DDEC II ECMs Part 1: Why DDEC II ECM Support Is Hard To Find
A big part of my business is the repair and rebuilding of DDEC III and DDEC IV core ecms. I replace the batteries, memory, electrolytics, and any other part that goes bad. Then I put the rebuilt ecms though some torture tests on the ECM dyno to test their durability. Each DDEC has to hold it’s Jake brake on for over 30 minutes, run at over 2400 rpm without a misfire, activate it’s cruise control and fan control. This is all done autonomously on the ECM dyno over a 10 hour period. If no errors are recorded I paint it, tag it, and make it available for resale.
I routinely buy used DDEC III and DDEC IV core ecms in need of repair but last month a salvage yard I’d purchased from before mailed me five DDEC II ecms and asked if I was interested in evaluating and possibly purchasing them. I told them “I don’t work on DDEC IIs”. Over the years, I must ‘ve said those words a few hundred times. An old habit from when I got into DDEC programming in 2008. At the time DDEC IIs had no aftermarket programming options or support of any kind or at least not in the trucking industry and now almost 10 years later the industry still hasn’t changed. DDEC II owners with motorhomes, firetrucks, sportfishing boats and of course trucks have been looking for someone to turn to. Usually owners of these DDECs are forced into doing an expensive DDEC II to DDEC IV conversion complete with all the added complexity of DDEC IV programming.

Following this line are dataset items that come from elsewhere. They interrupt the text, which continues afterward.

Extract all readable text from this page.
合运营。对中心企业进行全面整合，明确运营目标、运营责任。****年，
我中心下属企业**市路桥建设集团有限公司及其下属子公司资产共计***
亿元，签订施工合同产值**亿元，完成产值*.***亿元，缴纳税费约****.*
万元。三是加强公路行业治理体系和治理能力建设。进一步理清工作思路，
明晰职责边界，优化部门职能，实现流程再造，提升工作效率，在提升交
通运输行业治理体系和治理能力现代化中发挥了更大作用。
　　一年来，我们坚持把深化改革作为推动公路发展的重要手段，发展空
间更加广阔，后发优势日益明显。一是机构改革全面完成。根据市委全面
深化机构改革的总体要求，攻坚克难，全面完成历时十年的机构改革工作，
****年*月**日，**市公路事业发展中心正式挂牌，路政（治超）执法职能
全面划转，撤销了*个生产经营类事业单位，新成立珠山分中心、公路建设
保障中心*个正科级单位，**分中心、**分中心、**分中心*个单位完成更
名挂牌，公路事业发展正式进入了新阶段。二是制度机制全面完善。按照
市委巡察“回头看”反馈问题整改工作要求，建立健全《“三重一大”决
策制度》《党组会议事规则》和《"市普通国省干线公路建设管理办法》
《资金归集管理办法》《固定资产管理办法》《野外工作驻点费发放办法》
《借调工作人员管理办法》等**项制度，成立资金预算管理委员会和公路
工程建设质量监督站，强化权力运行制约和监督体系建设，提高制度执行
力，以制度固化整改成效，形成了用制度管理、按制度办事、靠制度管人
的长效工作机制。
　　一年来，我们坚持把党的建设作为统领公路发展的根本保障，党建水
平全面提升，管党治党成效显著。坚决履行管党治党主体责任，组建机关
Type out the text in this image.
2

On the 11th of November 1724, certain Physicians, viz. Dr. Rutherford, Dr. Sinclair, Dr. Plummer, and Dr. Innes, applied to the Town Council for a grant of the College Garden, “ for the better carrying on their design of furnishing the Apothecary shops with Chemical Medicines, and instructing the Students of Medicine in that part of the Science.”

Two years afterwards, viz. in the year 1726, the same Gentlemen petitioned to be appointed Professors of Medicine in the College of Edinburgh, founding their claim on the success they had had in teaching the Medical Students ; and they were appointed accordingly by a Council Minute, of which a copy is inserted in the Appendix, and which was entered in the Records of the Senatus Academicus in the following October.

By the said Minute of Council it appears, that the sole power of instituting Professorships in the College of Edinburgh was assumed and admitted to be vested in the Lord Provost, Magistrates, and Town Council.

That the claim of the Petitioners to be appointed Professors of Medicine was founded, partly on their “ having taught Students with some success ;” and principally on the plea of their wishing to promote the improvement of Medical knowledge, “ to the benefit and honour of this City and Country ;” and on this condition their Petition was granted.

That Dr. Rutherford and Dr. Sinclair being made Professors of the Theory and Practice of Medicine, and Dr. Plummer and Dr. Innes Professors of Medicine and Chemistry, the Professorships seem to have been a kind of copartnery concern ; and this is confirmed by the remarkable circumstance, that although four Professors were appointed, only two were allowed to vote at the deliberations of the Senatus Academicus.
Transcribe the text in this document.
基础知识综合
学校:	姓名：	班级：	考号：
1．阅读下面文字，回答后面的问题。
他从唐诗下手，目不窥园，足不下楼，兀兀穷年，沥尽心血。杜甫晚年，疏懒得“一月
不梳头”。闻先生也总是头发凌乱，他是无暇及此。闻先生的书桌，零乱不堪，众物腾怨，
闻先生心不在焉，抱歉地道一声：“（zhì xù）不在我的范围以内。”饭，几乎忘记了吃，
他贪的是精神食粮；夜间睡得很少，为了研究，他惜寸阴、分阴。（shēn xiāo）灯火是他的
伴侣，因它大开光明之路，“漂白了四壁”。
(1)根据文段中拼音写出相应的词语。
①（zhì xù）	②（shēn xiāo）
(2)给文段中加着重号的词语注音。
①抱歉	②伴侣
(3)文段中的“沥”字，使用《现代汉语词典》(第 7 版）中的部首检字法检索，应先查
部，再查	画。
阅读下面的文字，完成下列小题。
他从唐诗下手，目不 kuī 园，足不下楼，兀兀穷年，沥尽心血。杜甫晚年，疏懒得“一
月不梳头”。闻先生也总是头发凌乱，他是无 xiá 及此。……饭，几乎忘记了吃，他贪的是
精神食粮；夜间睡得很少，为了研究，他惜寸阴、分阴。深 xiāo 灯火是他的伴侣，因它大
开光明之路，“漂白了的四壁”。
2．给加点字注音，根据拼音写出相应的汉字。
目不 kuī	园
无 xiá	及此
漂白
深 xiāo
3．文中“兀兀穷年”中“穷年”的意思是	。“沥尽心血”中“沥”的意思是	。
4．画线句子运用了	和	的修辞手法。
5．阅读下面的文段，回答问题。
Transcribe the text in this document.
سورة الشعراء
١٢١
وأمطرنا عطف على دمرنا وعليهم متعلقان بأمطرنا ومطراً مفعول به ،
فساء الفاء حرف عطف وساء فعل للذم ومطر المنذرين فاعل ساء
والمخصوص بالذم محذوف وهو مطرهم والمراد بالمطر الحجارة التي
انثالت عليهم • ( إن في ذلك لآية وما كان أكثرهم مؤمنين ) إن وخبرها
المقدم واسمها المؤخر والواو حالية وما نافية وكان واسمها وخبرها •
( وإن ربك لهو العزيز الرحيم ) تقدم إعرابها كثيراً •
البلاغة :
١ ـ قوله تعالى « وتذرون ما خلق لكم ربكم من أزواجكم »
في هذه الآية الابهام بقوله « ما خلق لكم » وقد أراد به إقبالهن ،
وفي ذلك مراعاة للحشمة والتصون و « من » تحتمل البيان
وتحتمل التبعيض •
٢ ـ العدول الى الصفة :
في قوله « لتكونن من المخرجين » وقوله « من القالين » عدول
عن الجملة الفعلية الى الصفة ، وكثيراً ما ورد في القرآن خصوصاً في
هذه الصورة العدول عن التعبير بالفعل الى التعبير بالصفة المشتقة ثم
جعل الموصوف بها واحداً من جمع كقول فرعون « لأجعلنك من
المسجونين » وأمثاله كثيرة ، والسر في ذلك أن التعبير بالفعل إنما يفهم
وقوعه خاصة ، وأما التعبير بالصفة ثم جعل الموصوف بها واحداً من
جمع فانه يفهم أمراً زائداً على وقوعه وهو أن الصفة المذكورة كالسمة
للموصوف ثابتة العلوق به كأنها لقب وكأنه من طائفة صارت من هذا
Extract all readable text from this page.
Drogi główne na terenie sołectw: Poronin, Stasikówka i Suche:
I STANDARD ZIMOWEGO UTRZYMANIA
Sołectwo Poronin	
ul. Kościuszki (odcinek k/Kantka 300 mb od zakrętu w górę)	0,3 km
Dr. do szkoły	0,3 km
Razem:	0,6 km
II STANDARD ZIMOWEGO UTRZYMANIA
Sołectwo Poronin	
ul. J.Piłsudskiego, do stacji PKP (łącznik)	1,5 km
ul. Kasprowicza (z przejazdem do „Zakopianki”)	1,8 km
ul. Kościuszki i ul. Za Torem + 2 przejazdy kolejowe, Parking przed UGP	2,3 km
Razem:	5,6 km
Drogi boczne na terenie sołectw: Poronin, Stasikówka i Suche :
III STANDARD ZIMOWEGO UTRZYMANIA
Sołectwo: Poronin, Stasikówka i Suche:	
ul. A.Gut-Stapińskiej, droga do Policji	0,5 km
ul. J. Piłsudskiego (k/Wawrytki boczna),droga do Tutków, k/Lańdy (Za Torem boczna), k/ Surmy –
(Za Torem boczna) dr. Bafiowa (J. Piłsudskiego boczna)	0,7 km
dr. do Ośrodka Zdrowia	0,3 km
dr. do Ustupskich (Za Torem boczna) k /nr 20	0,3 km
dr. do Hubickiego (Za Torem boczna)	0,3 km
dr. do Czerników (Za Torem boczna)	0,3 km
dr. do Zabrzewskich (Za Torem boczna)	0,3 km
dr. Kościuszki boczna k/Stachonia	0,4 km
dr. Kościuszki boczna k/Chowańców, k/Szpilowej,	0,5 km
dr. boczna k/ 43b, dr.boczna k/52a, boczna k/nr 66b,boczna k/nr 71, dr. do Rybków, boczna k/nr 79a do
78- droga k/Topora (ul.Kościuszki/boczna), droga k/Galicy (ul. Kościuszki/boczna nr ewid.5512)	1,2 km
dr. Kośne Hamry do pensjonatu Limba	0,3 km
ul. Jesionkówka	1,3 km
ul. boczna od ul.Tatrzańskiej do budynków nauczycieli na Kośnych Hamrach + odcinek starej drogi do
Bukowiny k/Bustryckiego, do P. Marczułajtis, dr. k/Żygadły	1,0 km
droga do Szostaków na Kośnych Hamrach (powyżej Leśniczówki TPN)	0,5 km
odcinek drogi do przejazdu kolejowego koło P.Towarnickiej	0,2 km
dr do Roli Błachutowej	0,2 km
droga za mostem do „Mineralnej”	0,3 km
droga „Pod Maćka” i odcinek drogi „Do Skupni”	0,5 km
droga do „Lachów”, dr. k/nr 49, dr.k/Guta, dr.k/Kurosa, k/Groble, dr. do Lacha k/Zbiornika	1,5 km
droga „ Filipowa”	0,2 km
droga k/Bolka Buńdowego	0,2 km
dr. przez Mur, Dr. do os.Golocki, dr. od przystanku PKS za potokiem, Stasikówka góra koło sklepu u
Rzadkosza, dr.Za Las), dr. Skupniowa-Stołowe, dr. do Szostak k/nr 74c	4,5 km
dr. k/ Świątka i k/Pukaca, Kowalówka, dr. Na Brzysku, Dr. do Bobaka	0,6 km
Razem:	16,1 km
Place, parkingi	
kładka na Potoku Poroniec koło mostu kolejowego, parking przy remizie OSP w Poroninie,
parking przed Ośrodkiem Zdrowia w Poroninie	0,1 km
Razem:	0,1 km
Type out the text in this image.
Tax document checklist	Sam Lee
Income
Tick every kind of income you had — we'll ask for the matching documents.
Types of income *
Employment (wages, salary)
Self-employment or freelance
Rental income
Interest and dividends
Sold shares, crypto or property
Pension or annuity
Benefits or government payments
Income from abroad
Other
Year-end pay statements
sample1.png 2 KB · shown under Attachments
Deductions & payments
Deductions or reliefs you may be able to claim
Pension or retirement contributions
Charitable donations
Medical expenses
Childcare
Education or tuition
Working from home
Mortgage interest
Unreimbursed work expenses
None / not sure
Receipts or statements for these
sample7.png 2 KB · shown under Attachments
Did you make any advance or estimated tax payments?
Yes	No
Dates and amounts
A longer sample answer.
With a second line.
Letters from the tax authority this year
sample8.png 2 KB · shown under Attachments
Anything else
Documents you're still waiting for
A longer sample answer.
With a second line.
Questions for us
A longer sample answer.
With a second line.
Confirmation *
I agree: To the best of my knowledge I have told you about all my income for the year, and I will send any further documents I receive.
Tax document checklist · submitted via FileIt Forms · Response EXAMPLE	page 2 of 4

So why is the DDEC II shunned? First of all the DDEC II ecm is no longer supported by Detroit. So replacements come from a dwindling supply of used and often unreliable parts. Also diagrams, programs and ECM parts are hard to come by. Repairing an ECM is just like repairing anything else, you need to be able to get the right parts and getting parts for a computer that was made in the late 80s isn’t easy. Especially when many of those parts have a shelf life. The last reason is more of a personal one. The company I worked for from 2007 to 2015 didn’t bring in Detroit’s older than 1994 so I almost never saw a DDEC II. During that period my efforts were directed away from the DDEC II but now that I’m independent I’m free to look into this myself.
I had kept all the DDEC II units in the box the salvage yard sent me because I was planning on sending them back later that day. After some thought I called up the salvage yard and told them I would buy all five DDEC IIs. Since then I’ve finished building my DDEC II ECM dyno testing harnesses. I can now fire injectors and test all major functions for the DDEC II. I am several months away from being able to repair or program these but this is where learning how to do that begins.